IBM’s Rometty Takes 2014 Bonus Amid Struggles in Cloud Shift

(Bloomberg) -- IBM Chief Executive Officer Ginni Rometty is taking her annual bonus for 2014, a year when the company posted its first per-share profit decline in more than a decade and the shares tumbled 14 percent.

Rometty will get an incentive payout of $3.6 million, according to a company filing released Friday. This year, she will receive her first salary increase -- 6.7 percent to $1.6 million -- since taking the helm in 2012. Last year, the International Business Machines Corp. executive team opted not to take the bonuses tied to 2013 performance “in view of the company’s overall full-year results,” she said at the time.

Since then, the state of the company hasn’t improved much. IBM posted 11 straight quarters of falling revenue, dragged down by weakening demand for hardware and services. New initiatives like cloud computing and business analytics haven’t grown fast enough to make up for sales declines and divested businesses.

Ed Barbini, a spokesman for Armonk, New York-based IBM, declined to comment about Rometty’s pay.

Rometty has tried to reposition IBM for growth through new initiatives like business analytics, which was a $17 billion division last year, and cloud computing, which has an annual run rate of $3.5 billion in revenue for software and services delivered via the Web. Simultaneously, she’s divested lower- margin operations, fired some workers and hired new employees in expanding businesses.

Forecast Change

In October, Rometty ditched a long-held profit goal instated by her predecessor Sam Palmisano, tossing the $18 a share in adjusted earnings guidance for 2014. That drove down the stock, making it the worst performer in the Dow Jones Industrial Average for a second straight year.
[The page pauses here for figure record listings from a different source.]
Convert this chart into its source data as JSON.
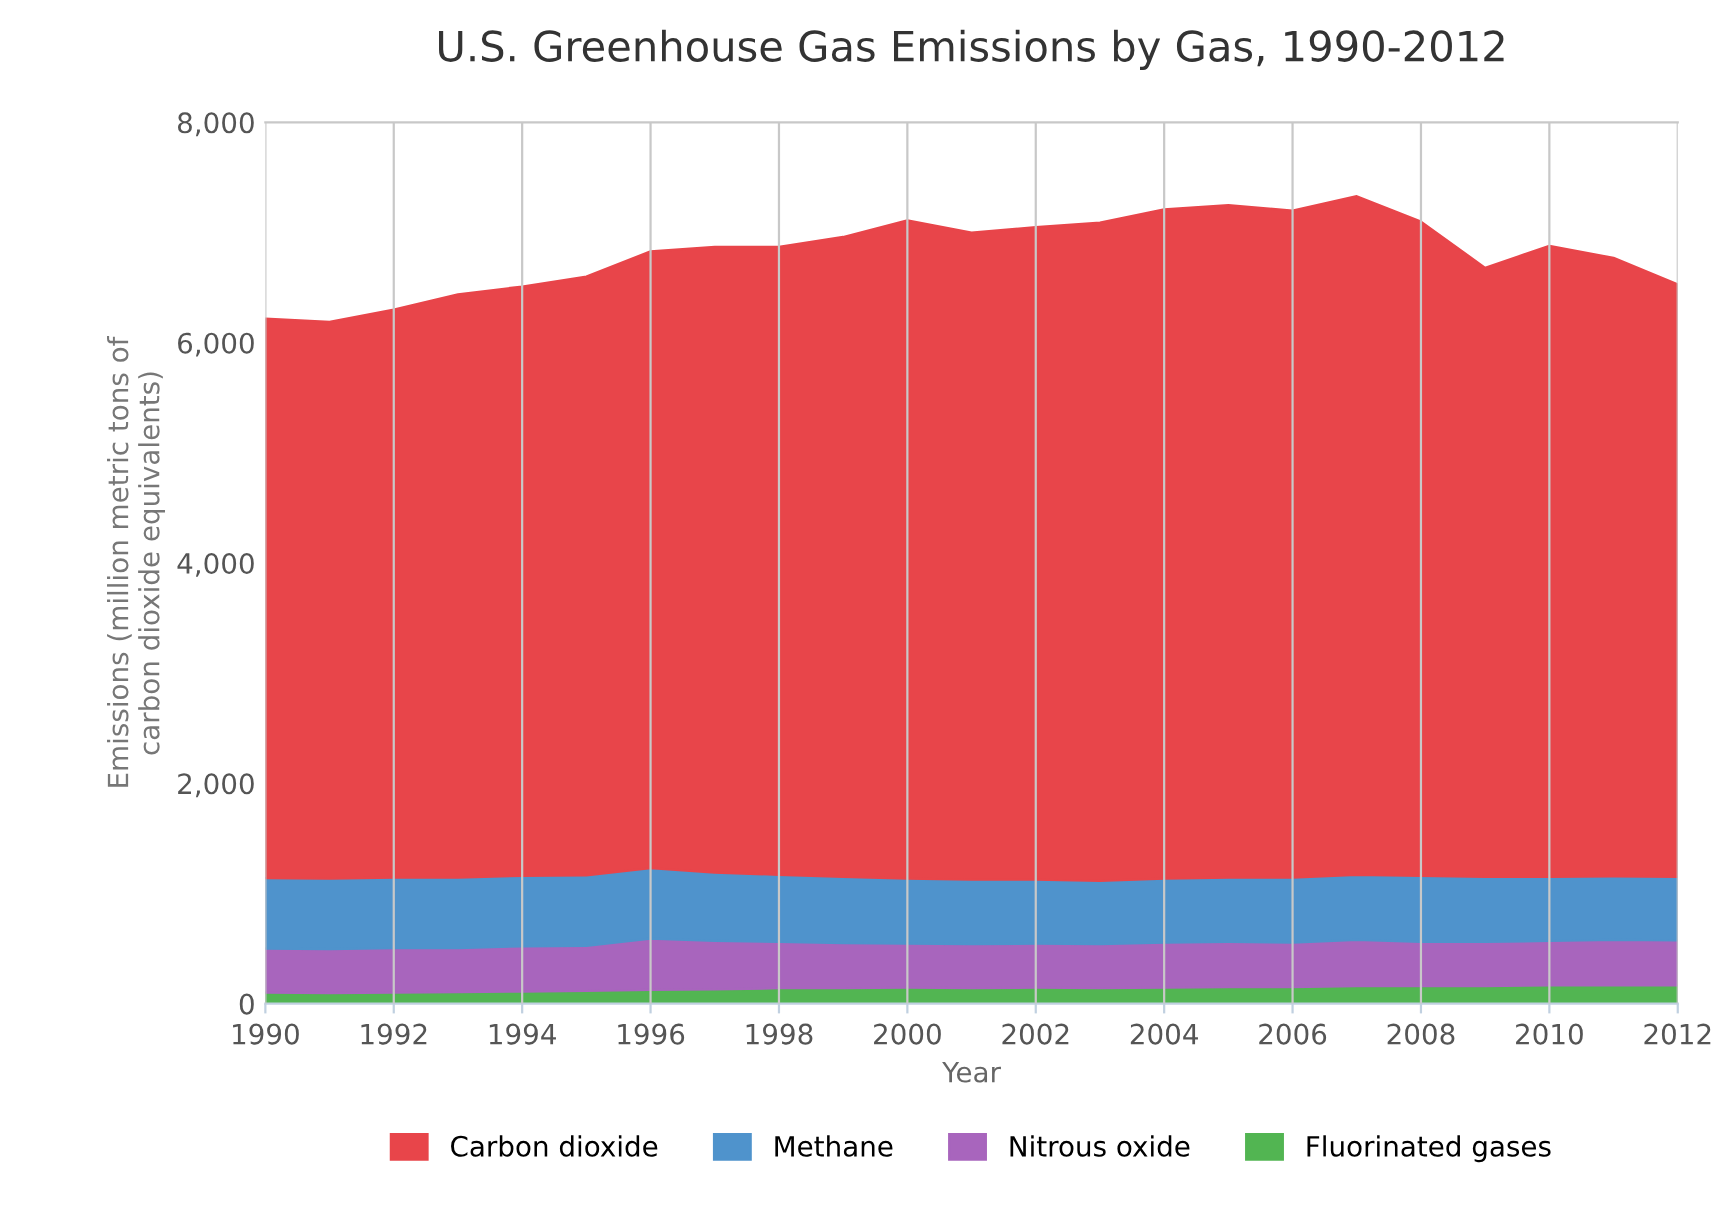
{
  "chart_data": {
    "type": "area",
    "stacked": true,
    "title": "U.S. Greenhouse Gas Emissions by Gas, 1990-2012",
    "xlabel": "Year",
    "ylabel": "Emissions (million metric tons of\ncarbon dioxide equivalents)",
    "x": [
      1990,
      1991,
      1992,
      1993,
      1994,
      1995,
      1996,
      1997,
      1998,
      1999,
      2000,
      2001,
      2002,
      2003,
      2004,
      2005,
      2006,
      2007,
      2008,
      2009,
      2010,
      2011,
      2012
    ],
    "series": [
      {
        "name": "Fluorinated gases",
        "color": "#52b552",
        "values": [
          100,
          95,
          100,
          105,
          110,
          115,
          125,
          130,
          140,
          140,
          145,
          140,
          145,
          140,
          145,
          150,
          150,
          160,
          160,
          160,
          165,
          165,
          165
        ]
      },
      {
        "name": "Nitrous oxide",
        "color": "#a865bd",
        "values": [
          400,
          400,
          405,
          400,
          410,
          410,
          465,
          440,
          420,
          410,
          400,
          400,
          400,
          400,
          410,
          410,
          405,
          420,
          400,
          400,
          405,
          415,
          410
        ]
      },
      {
        "name": "Methane",
        "color": "#4f93cc",
        "values": [
          640,
          640,
          640,
          640,
          640,
          640,
          640,
          620,
          610,
          600,
          590,
          585,
          580,
          575,
          580,
          585,
          590,
          590,
          600,
          590,
          580,
          575,
          575
        ]
      },
      {
        "name": "Carbon dioxide",
        "color": "#e8454a",
        "values": [
          5080,
          5055,
          5155,
          5295,
          5350,
          5435,
          5600,
          5680,
          5700,
          5810,
          5975,
          5875,
          5925,
          5975,
          6075,
          6105,
          6055,
          6160,
          5940,
          5530,
          5730,
          5615,
          5380
        ]
      }
    ],
    "xlim": [
      1990,
      2012
    ],
    "xticks": [
      1990,
      1992,
      1994,
      1996,
      1998,
      2000,
      2002,
      2004,
      2006,
      2008,
      2010,
      2012
    ],
    "ylim": [
      0,
      8000
    ],
    "yticks": [
      {
        "value": 0,
        "label": "0"
      },
      {
        "value": 2000,
        "label": "2,000"
      },
      {
        "value": 4000,
        "label": "4,000"
      },
      {
        "value": 6000,
        "label": "6,000"
      },
      {
        "value": 8000,
        "label": "8,000"
      }
    ],
    "grid": "x",
    "legend": "bottom"
  }
}
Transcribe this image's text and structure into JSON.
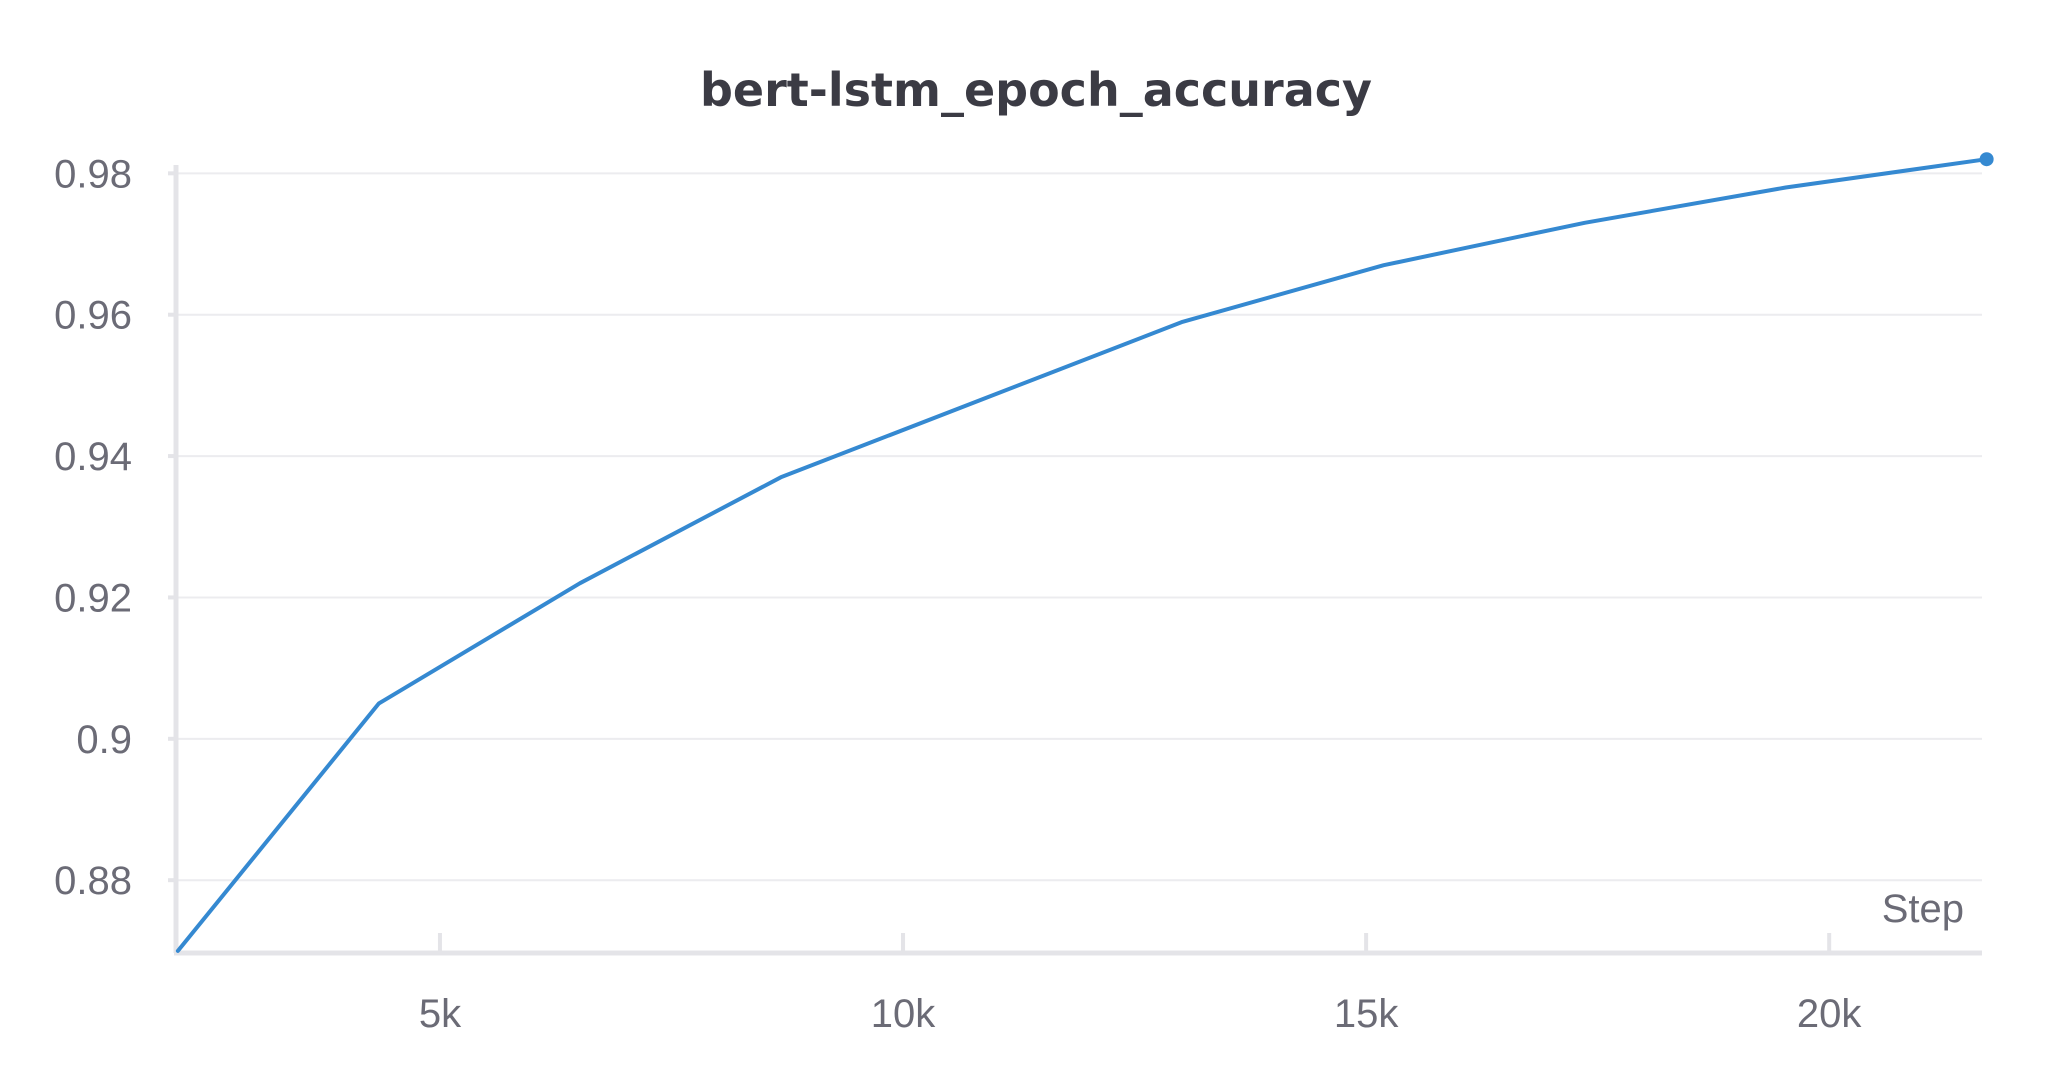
{
  "chart_data": {
    "type": "line",
    "title": "bert-lstm_epoch_accuracy",
    "xlabel": "Step",
    "ylabel": "",
    "x_ticks": [
      {
        "value": 5000,
        "label": "5k"
      },
      {
        "value": 10000,
        "label": "10k"
      },
      {
        "value": 15000,
        "label": "15k"
      },
      {
        "value": 20000,
        "label": "20k"
      }
    ],
    "y_ticks": [
      {
        "value": 0.88,
        "label": "0.88"
      },
      {
        "value": 0.9,
        "label": "0.9"
      },
      {
        "value": 0.92,
        "label": "0.92"
      },
      {
        "value": 0.94,
        "label": "0.94"
      },
      {
        "value": 0.96,
        "label": "0.96"
      },
      {
        "value": 0.98,
        "label": "0.98"
      }
    ],
    "xlim": [
      2150,
      21650
    ],
    "ylim": [
      0.8697,
      0.9833
    ],
    "grid": true,
    "series": [
      {
        "color": "#3589d1",
        "x": [
          2170,
          4340,
          6510,
          8680,
          10850,
          13020,
          15190,
          17360,
          19530,
          21700
        ],
        "y": [
          0.87,
          0.905,
          0.922,
          0.937,
          0.948,
          0.959,
          0.967,
          0.973,
          0.978,
          0.982
        ],
        "end_marker": true
      }
    ]
  }
}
The company posted operating earnings-per-share of $16.53 in 2014, a decline of 1 percent from a year earlier, dragged down by fourth-quarter sales that fell in every reported business unit and geography.

IBM’s annual incentive bonuses for the past two years are largely based on performance compared with financial metrics: operating net income weighs in at 60 percent, while revenue growth and free cash flow account for 20 percent each, according to IBM’s proxy statement.

In 2014, operating income from continuing operations fell 9 percent to $16.7 billion while revenue dropped 6 percent, or 1 percent adjusted for currency fluctuations. The company posted free cash flow of $12 billion after cutting its initial guidance of $16 billion in October.